Bajaj olarak sadakate büyük değer veriyoruz, müşterilerimizin memnuniyeti ve kendilerini değerli hissetmeleri bizim için çok önemli. Kuralkan ile kurum değerlerimiz örtüşüyor. İyi bir başlangıç yaptık ve aynı biçimde sürdürüyoruz.”
RE60 Quadricycle Bajaj Qute
Hindistan’da üretilen ilk ve tek quadricycle bir başka deyişle motosiklet motorlu 4 tekerlekli bir araç olan Qute’u, kullanma şansını da yakaladık. 16.800 liralık anahtar teslim fiyatıyla Kasım 2015’te Türkiye pazarına sunulan Bajaj Qute, Avrupa Birliği’nin dört tekerlekli motosiklet kategorisinde yer alıyor ve B sınıf otomobil ehliyetiyle kullanılıyor. Qute, kompakt yapısı, hafifliği ve 66 gm/km ile üretilen 4 tekerlekli araçlar arasında en düşük karbon emisyonu değerlerinden birine sahip olmasıyla da çevre dostu bir mobilite çözümü olarak ön plana çıkıyor.
Farklı yol ve iklim koşullarında toplam 3,2 milyon kilometre test edilen Bajaj Qute için Bajaj’ın patentli DTS-i motor teknolojisi kullanılıyor. Yekpare şasiyle tam uyum sağlayan 5 ileri ve 1 geri vitesli şanzımanla kombine edilen 217 cc’lik, 13 HP gücündeki üç bujili motor, 19,6 Nm tork üretiyor. Ortalama bir otomobile göre yüzde 40 daha az karbon emisyonu ve yüzde 60 daha yüksek yakıt verimliği sunan Bajaj Qute, bir litre benzinle 36 kilometre gibi iddialı bir mevzile sahip. Hızı ise saatte 70 kilometre ile sınırlı, bu da onu şehir içi aracı yapıyor.

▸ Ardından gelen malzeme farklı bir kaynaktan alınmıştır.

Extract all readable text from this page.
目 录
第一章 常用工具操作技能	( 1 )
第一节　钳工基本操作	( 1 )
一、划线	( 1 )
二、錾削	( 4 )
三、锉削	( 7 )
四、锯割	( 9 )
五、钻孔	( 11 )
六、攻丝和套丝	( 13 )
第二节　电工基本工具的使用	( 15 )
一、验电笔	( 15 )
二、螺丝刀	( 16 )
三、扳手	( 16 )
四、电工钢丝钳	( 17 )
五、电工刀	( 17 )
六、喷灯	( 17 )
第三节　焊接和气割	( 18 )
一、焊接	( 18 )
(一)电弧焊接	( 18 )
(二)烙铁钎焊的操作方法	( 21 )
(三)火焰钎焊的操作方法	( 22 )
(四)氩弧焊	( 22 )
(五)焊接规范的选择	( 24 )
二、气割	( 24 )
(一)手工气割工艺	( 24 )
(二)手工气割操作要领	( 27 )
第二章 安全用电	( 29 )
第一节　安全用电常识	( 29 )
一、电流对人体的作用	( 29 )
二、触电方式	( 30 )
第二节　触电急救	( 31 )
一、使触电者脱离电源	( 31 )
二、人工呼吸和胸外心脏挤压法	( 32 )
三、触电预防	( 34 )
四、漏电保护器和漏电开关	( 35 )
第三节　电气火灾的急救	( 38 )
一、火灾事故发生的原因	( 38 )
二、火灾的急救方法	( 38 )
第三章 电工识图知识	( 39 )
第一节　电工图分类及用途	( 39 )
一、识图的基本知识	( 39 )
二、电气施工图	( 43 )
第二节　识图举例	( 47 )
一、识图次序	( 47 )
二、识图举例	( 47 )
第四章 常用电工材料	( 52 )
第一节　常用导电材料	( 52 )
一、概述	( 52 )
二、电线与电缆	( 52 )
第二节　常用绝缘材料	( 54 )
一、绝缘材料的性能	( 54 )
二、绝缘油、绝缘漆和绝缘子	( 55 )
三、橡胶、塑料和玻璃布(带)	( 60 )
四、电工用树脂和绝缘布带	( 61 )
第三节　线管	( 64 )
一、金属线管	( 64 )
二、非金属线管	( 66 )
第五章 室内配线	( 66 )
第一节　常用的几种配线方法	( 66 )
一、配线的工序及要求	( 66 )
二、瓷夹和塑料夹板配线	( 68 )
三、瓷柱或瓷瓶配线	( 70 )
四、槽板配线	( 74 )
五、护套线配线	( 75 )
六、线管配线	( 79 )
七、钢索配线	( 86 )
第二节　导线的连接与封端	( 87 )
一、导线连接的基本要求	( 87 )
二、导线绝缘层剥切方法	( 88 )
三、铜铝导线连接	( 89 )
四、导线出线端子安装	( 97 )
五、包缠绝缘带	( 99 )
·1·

Toplam 399 kg ağırlığındaki Bajaj Qute, bireysel taşıt versiyonunda 191 litrelik bagaj hacmine sahip. En dar alanlarda bile yüksek manevra kabiliyeti olan aracın 2,75 metre uzunluk, 1,31 metre genişlik ve 1,65 metre yükseklik ölçülerine ek olarak dönüş yarıçapı da sadece 3,5 metre. Özetle Qute, ekonomik fiyatı, kolay park etme avantajı, yakıt tasarrufu ve çevreci özelliğiyle “ekonomik düşünen”ler kadar fonksiyonu önemseyenlerin de tercih edece ği bir araç olarak öne çıkıyor.